Je ne suis que l’un de ces nombreux artistes qui ont été touchés par un nouveau maccarthysme qui s’est installé dans un climat d’intolérance croissant en Allemagne. La romancière Kamila….

Je ne suis que l’un de ces nombreux artistes qui ont été touchés par un nouveau maccarthysme qui s’est installé dans un climat d’intolérance croissant en Allemagne. La romancière Kamila Shamsie, la poète Kae Tempest, les musiciens Young Fathers et le rappeur Talib Kwelli, l’artiste visuel Walid Raad et le philosophe Achille Mbembe, sont tous de ces artistes, universitaires, conservateurs et autres qui ont été pris dans un système d’interrogatoire politique, de liste noire et d’exclusion, qui s’est aujourd’hui répandu en Allemagne grâce à l’adoption d’une résolution par le Parlement en 2019. Au bout du compte, il s’agit de cibler celles et ceux qui critiquent la politique israélienne à l’égard des Palestiniens.

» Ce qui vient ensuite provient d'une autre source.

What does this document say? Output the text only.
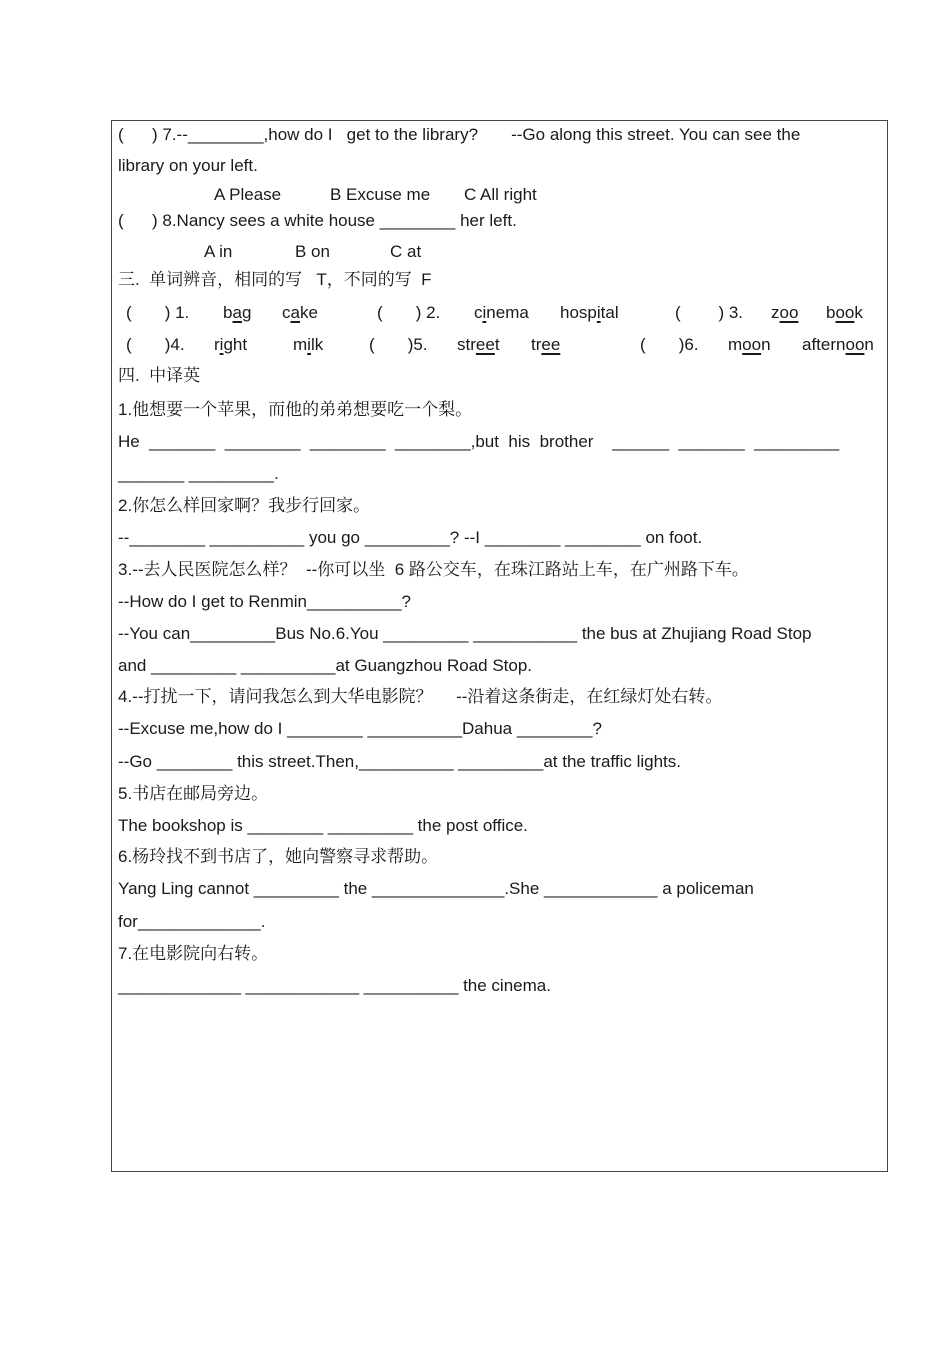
(      ) 7.--________,how do I   get to the library?       --Go along this street. You can see the
library on your left.
A Please	B Excuse me C All right
(      ) 8.Nancy sees a white house ________ her left.
A in	B on	C at
三.  单词辨音，相同的写   T，不同的写  F
(       ) 1. bag cake	(       ) 2. cinema hospital	(        ) 3. zoo book
(       )4. right	milk	(       )5. street tree	(       )6. moon afternoon
四.  中译英
1.他想要一个苹果，而他的弟弟想要吃一个梨。
He  _______  ________  ________  ________,but  his  brother    ______  _______  _________
_______ _________.
2.你怎么样回家啊？我步行回家。
--________ __________ you go _________? --I ________ ________ on foot.
3.--去人民医院怎么样？  --你可以坐  6 路公交车，在珠江路站上车，在广州路下车。
--How do I get to Renmin__________?
--You can_________Bus No.6.You _________ ___________ the bus at Zhujiang Road Stop
and _________ __________at Guangzhou Road Stop.
4.--打扰一下，请问我怎么到大华电影院？     --沿着这条街走，在红绿灯处右转。
--Excuse me,how do I ________ __________Dahua ________?
--Go ________ this street.Then,__________ _________at the traffic lights.
5.书店在邮局旁边。
The bookshop is ________ _________ the post office.
6.杨玲找不到书店了，她向警察寻求帮助。
Yang Ling cannot _________ the ______________.She ____________ a policeman
for_____________.
7.在电影院向右转。
_____________ ____________ __________ the cinema.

Récemment, une exposition de mes œuvres a été annulée dès le départ parce que je soutiens le mouvement non violent de Boycott, Désinvestissement et Sanctions (BDS) conduit par les Palestiniens. L’annulation n’a jamais été annoncée publiquement, mais j’ai bien compris qu’elle était due au fait que les travailleurs culturels en Allemagne craignent, pour eux et leur institution, d’être malmenés pour avoir fait la promotion d’une personne étiquetée comme « antisémite ». C’est le travail de la tyrannie : créer une situation où les gens ont assez peur pour qu’ils se taisent, et l’autocensure fera le reste.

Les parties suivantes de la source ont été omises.